Ci sono titoli di album che sono semplicemente azzeccati, che vivono e respirano quelle melodie, quelle sensazioni, quelle realtà evanescenti quasi per osmosi, dalla copertina, al disco, al cuore caldo della musica. E "Fame" è uno di questi.
Fame è la necessità di assumere cibo.
E' la sensazione di vuoto, allo stomaco, in mezzo al petto, nella mente.
E' un desiderio intenso.
E' un bisogno.
E' tutto quello di cui i Nadàr Solo fanno poesia nel loro ultimo album, in modo così delicato e personale da essere commovente , dando voce a persone più che a personaggi, che gridano la loro fame di amare e la loro incapacità di essere amati ("Splendida Idea"), la loro malattia che consuma sé e gli altri ("Cara Madre", "Ricca Provincia") , il loro desiderio intenso di esistere e la paura di non esserne in grado ("Jack Lo Stupratore"). E lo fanno con estrema semplicità: con un disco che sembra quasi un live, senza fronzoli e senza costruzioni complicate in cui perdersi, ma arrivano dritti proprio lì, colpendo l'unico lembo di pelle scoperta e vulnerabile. Suoni essenziali, un po' dolci, un po' amari, un po' ipnotici che fanno da sfondo ad una voce indefinibile, cullata dalla forza delle chitarre e della potenza di testi che parlano di tutto quello di cui non si scrive mai abbastanza. O forse troppo.

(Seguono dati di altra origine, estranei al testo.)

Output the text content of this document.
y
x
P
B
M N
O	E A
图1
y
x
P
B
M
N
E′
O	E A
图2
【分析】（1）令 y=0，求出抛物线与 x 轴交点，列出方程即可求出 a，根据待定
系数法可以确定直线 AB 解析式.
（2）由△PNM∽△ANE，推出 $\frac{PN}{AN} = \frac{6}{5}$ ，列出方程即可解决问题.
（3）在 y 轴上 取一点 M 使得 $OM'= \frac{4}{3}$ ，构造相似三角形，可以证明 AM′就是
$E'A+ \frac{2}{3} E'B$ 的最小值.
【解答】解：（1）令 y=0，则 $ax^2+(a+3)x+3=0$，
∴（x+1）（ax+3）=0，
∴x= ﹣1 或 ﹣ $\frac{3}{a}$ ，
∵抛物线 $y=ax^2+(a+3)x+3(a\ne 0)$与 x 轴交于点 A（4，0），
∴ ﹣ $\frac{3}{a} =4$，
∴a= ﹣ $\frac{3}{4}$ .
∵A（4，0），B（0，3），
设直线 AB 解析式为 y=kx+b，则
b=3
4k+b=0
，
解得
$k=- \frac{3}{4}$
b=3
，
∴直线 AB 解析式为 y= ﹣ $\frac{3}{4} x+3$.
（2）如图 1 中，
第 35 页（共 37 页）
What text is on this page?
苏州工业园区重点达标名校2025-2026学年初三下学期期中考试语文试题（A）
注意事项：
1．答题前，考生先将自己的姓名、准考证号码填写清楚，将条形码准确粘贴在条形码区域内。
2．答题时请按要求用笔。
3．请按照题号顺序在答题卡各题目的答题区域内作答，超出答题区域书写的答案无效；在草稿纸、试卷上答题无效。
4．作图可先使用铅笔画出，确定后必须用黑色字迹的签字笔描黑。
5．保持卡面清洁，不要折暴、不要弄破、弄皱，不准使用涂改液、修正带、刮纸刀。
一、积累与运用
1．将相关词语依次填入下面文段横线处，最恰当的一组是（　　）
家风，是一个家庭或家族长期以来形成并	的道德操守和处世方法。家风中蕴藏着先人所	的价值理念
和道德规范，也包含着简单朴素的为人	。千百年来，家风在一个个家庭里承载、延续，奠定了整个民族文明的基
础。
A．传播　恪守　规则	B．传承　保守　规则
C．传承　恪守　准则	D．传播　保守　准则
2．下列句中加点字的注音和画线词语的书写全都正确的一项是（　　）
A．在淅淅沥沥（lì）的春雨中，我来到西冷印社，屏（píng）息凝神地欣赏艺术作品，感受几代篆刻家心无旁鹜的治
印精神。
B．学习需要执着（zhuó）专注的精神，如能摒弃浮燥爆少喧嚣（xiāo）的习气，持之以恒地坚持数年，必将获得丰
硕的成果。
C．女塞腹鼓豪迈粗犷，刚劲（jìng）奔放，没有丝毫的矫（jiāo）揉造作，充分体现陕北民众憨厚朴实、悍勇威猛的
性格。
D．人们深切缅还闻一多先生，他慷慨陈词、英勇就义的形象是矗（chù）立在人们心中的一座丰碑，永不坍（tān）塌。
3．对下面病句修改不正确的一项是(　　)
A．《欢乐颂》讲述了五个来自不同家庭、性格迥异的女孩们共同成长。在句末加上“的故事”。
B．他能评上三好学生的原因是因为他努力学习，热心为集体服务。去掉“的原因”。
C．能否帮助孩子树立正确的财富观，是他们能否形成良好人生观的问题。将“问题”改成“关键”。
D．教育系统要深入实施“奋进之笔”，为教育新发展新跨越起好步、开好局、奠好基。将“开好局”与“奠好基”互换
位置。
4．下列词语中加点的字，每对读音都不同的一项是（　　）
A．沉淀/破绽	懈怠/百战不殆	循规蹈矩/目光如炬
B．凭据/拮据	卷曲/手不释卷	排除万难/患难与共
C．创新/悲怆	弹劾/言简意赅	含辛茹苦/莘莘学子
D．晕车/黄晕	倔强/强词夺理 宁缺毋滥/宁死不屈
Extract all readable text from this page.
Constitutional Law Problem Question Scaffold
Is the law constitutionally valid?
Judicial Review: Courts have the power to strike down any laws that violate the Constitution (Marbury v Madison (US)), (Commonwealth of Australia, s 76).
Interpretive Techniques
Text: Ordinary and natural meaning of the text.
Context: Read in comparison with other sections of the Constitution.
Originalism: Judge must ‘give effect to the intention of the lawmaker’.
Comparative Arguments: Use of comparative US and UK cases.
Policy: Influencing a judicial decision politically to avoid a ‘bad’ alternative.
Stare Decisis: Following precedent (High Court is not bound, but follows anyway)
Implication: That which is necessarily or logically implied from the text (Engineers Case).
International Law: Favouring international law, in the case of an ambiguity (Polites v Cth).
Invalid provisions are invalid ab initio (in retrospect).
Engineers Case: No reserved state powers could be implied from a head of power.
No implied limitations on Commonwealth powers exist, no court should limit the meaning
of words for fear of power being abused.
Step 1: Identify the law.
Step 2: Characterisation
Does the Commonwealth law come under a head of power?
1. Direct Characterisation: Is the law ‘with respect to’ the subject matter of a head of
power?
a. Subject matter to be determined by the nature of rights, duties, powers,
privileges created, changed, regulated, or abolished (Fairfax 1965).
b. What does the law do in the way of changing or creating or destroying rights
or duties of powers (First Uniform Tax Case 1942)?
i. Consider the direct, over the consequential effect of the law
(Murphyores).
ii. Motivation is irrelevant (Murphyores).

E mi rendo conto che "Io non volevo dire tutte queste cose" : non volevo perché, in fondo, non serviva. "Fame" è un album semplicissimo, nella sua accezione più positiva. Si fa capire come gli istinti più profondi, come lo stomaco che brontola e sai di avere fame. E' la prova che il terzetto torinese è diventato "grande", con la consapevolezza matura che filtra in ogni arrangiamento e parola e che è pronto a costruire un sentiero che forse può sfociare in una strada di città e poi in un'autostrada che porta lontano.
Quindi : "Si fa in fretta ad etichettare molto prima che a capire".
Il vostro disco invece, cari Nadar Solo, viene compreso prima che giudicato, perché non serve, perché arriva subito. Come la fame di essere vivo.